Efficiency doesn’t correlate with score. DeepSWE tracks output tokens, wall-clock time, and dollar cost per trial. All vary by an order of magnitude across agents. None correlates meaningfully with pass rate. Spending more tokens or time does not reliably solve more tasks.

How much to trust

DeepSWE’s improvements address SWE-Bench Pro’s known issues: contamination is prevented (at least initially), tasks are harder, and verifier false negatives dropped from 24% to 1.1%. Three uncertainties remain.

The LLM judge audit has no independent calibration. The direction is solid — a full order of magnitude separates 33% and 1.4% disagreement rates. But the precise 24% false negative figure depends on the judge’s criteria. Both benchmarks were audited with the same standard, so systematic bias direction is controllable, but the judge’s preferences for certain implementation patterns could skew estimates on one side. Datacurve published all labeled data and trajectories, making independent verification possible.

The unified harness is a design tradeoff. DeepSWE runs every model through mini-swe-agent, exposing only a bash tool. GPT was trained on apply_patch; Claude on text_editor. Both are pushed to the same interface. This eliminates harness interference but may suppress models asymmetrically. Datacurve’s small-scale calibration (10 tasks, 3 models) found mini-swe-agent matching or beating native harnesses on that slice. Ten tasks don’t provide statistical power for a conclusion.

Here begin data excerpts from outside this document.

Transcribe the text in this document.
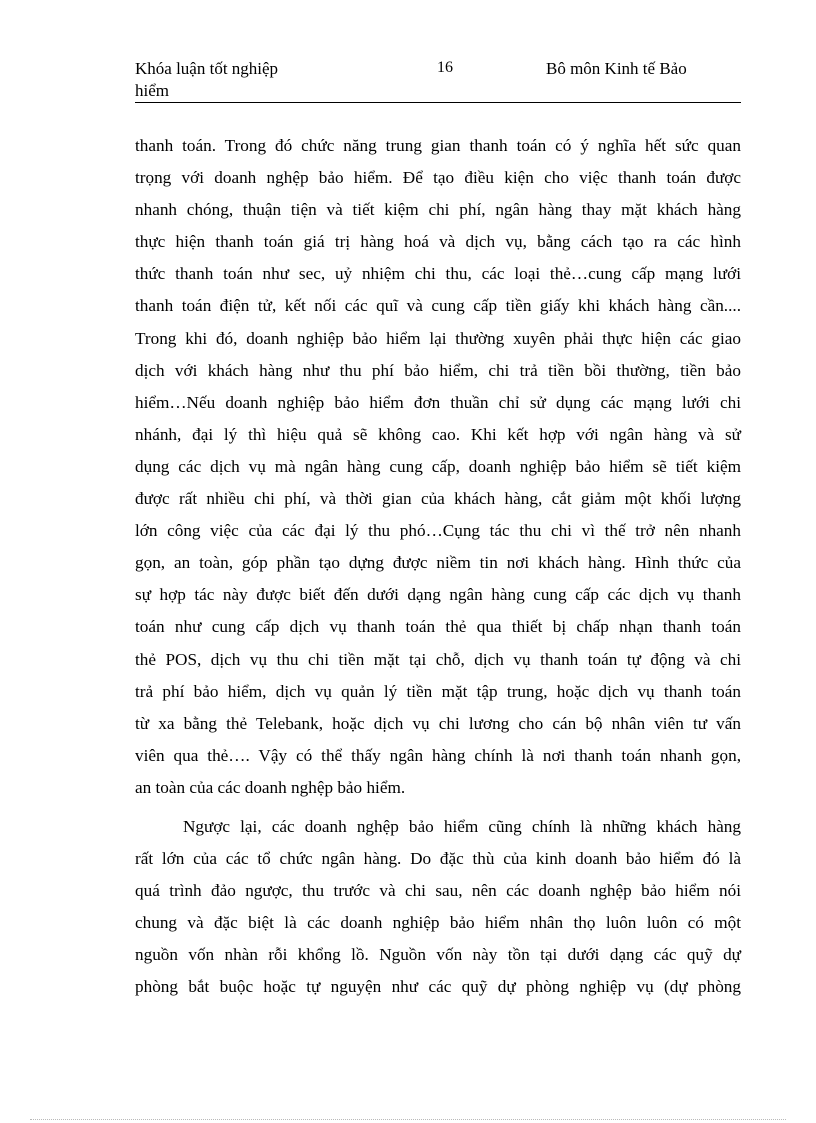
Khóa luận tốt nghiệp hiểm
16	Bô môn Kinh tế Bảo
thanh toán. Trong đó chức năng trung gian thanh toán có ý nghĩa hết sức quan
trọng với doanh nghệp bảo hiểm. Để tạo điều kiện cho việc thanh toán được
nhanh chóng, thuận tiện và tiết kiệm chi phí, ngân hàng thay mặt khách hàng
thực hiện thanh toán giá trị hàng hoá và dịch vụ, bằng cách tạo ra các hình
thức thanh toán như sec, uỷ nhiệm chi thu, các loại thẻ…cung cấp mạng lưới
thanh toán điện tử, kết nối các quĩ và cung cấp tiền giấy khi khách hàng cần....
Trong khi đó, doanh nghiệp bảo hiểm lại thường xuyên phải thực hiện các giao
dịch với khách hàng như thu phí bảo hiểm, chi trả tiền bồi thường, tiền bảo
hiểm…Nếu doanh nghiệp bảo hiểm đơn thuần chỉ sử dụng các mạng lưới chi
nhánh, đại lý thì hiệu quả sẽ không cao. Khi kết hợp với ngân hàng và sử
dụng các dịch vụ mà ngân hàng cung cấp, doanh nghiệp bảo hiểm sẽ tiết kiệm
được rất nhiều chi phí, và thời gian của khách hàng, cắt giảm một khối lượng
lớn công việc của các đại lý thu phó…Cụng tác thu chi vì thế trở nên nhanh
gọn, an toàn, góp phần tạo dựng được niềm tin nơi khách hàng. Hình thức của
sự hợp tác này được biết đến dưới dạng ngân hàng cung cấp các dịch vụ thanh
toán như cung cấp dịch vụ thanh toán thẻ qua thiết bị chấp nhạn thanh toán
thẻ POS, dịch vụ thu chi tiền mặt tại chỗ, dịch vụ thanh toán tự động và chi
trả phí bảo hiểm, dịch vụ quản lý tiền mặt tập trung, hoặc dịch vụ thanh toán
từ xa bằng thẻ Telebank, hoặc dịch vụ chi lương cho cán bộ nhân viên tư vấn
viên qua thẻ…. Vậy có thể thấy ngân hàng chính là nơi thanh toán nhanh gọn,
an toàn của các doanh nghệp bảo hiểm.
Ngược lại, các doanh nghệp bảo hiểm cũng chính là những khách hàng
rất lớn của các tổ chức ngân hàng. Do đặc thù của kinh doanh bảo hiểm đó là
quá trình đảo ngược, thu trước và chi sau, nên các doanh nghệp bảo hiểm nói
chung và đặc biệt là các doanh nghiệp bảo hiểm nhân thọ luôn luôn có một
nguồn vốn nhàn rỗi khổng lồ. Nguồn vốn này tồn tại dưới dạng các quỹ dự
phòng bắt buộc hoặc tự nguyện như các quỹ dự phòng nghiệp vụ (dự phòng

The benchmark ceiling. GPT-5.5 scored 70% on launch day, already near saturation. HN comments call this “sell data for them to hillclimb” — release a near-saturated benchmark, then sell more test data. Datacurve published all data, code, and trajectories, which mitigates the trust concern. But long-term value depends on rotating task pools and raising the difficulty ceiling.

SWE-Bench Pro’s saturation points to a fork: either GPT, Claude, Gemini, and DeepSeek really are all roughly equal, or the measurement instrument itself has hit its ceiling. DeepSWE’s evidence points to the latter. Contamination means scores mix memory with coding ability. Low difficulty compresses the score distribution. The verifier rejects correct solutions 24% of the time. When all three operate together, the resulting clusters reveal little about real capability differences.